Y en verano florece la buganvilla o el jazmín resistiéndose todo a dejar de ser.
El
romero sigue frondoso en las cercanías de la gran cocina, donde recuerdo estaba
siempre faenando aquella mujer robusta que salía a coger ramas para el estofado
de cordero y que generosa como ella solía ser, nos entregaba galletas o trozos
de bizcocho, cuando sabía que no la reñiría la anciana y dueña del caserón.
Recuerdo
cuando al salir del colegio, nos adentrábamos si la verja estaba entornada.

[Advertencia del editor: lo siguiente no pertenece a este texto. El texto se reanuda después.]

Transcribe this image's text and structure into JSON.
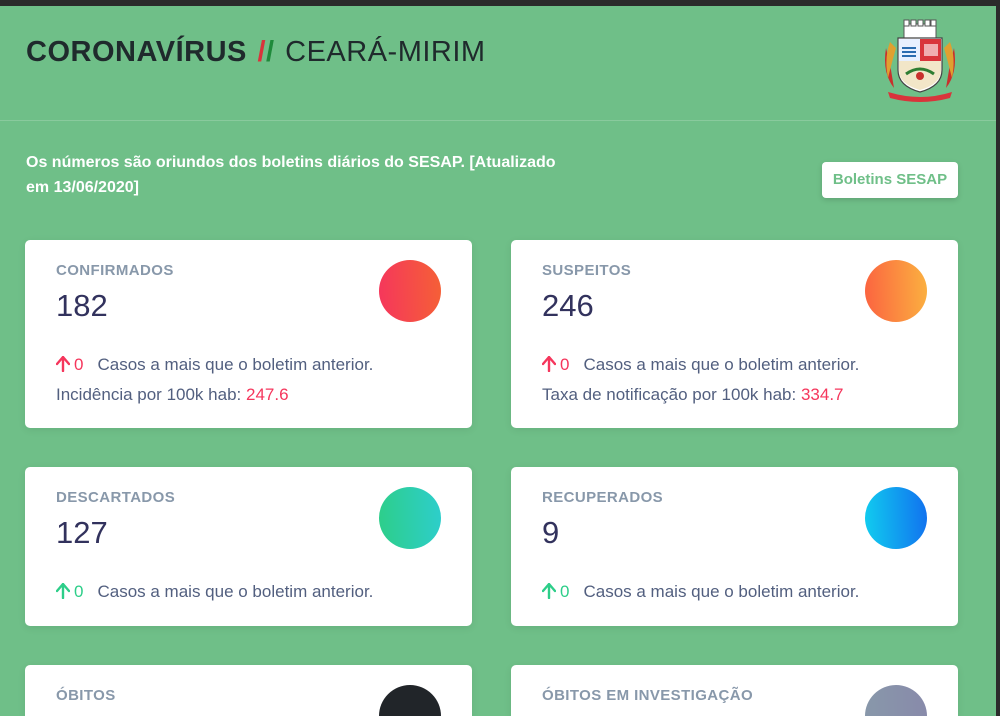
{
  "header": {
    "title_main": "CORONAVÍRUS",
    "title_sep_red": "/",
    "title_sep_green": "/",
    "title_city": "CEARÁ-MIRIM"
  },
  "intro": {
    "line1": "Os números são oriundos dos boletins diários do SESAP. [Atualizado",
    "line2": "em 13/06/2020]"
  },
  "boletins_button": "Boletins SESAP",
  "cards": [
    {
      "label": "CONFIRMADOS",
      "value": "182",
      "delta": "0",
      "delta_text": "Casos a mais que o boletim anterior.",
      "extra_label": "Incidência por 100k hab:",
      "extra_value": "247.6",
      "colors": [
        "#f5365c",
        "#f56036"
      ],
      "arrow_color": "#f5365c"
    },
    {
      "label": "SUSPEITOS",
      "value": "246",
      "delta": "0",
      "delta_text": "Casos a mais que o boletim anterior.",
      "extra_label": "Taxa de notificação por 100k hab:",
      "extra_value": "334.7",
      "colors": [
        "#fb6340",
        "#fbb140"
      ],
      "arrow_color": "#f5365c"
    },
    {
      "label": "DESCARTADOS",
      "value": "127",
      "delta": "0",
      "delta_text": "Casos a mais que o boletim anterior.",
      "colors": [
        "#2dce89",
        "#2dcecc"
      ],
      "arrow_color": "#2dce89"
    },
    {
      "label": "RECUPERADOS",
      "value": "9",
      "delta": "0",
      "delta_text": "Casos a mais que o boletim anterior.",
      "colors": [
        "#11cdef",
        "#1171ef"
      ],
      "arrow_color": "#2dce89"
    },
    {
      "label": "ÓBITOS",
      "colors": [
        "#212529",
        "#212529"
      ]
    },
    {
      "label": "ÓBITOS EM INVESTIGAÇÃO",
      "colors": [
        "#8898aa",
        "#888aaa"
      ]
    }
  ]
}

Nos
gustaba el aroma de las galletas de manteca o el asado que en los fogones
hervía a fuego acompasado.
Recuerdo
aquellas manos callosas del jardinero, las curtidas de la cocinera, las blancas
y alargadas con las venas azuladas visibles bajo la fina piel de la gruñona
anciana, sensibles y amorosas las de la hija y maestra nuestra y muy huesudas y
retorcidas las del hijo que sentado en una silla de ruedas, siempre tomaba el
sol cubriendo sus piernas una manta de lana a cuadros.
Recuerdo
el columpio hecho en una gruesa rama del nogal, que aún tiene uno de los nudos
de las sogas que lo sujetaban.
Recuerdo
la fuente que ahora reseca, pide a gritos de nuevo el caño de agua fluyendo y
salpicando a los rosales mustios del rededor.
Recuerdo
el camino empedrado que conducía a las caballerizas, donde siempre había una
yegua y un potrillo con el que jugué alguna vez.
Recuerdo
que aquellas piedras del camino hoy ennegrecidas y gastadas, se empaparon de
risas y travesuras de los niños del pueblo y que ahora cuando las miro, parecen
clamar algo de lo que fuimos y no volverá.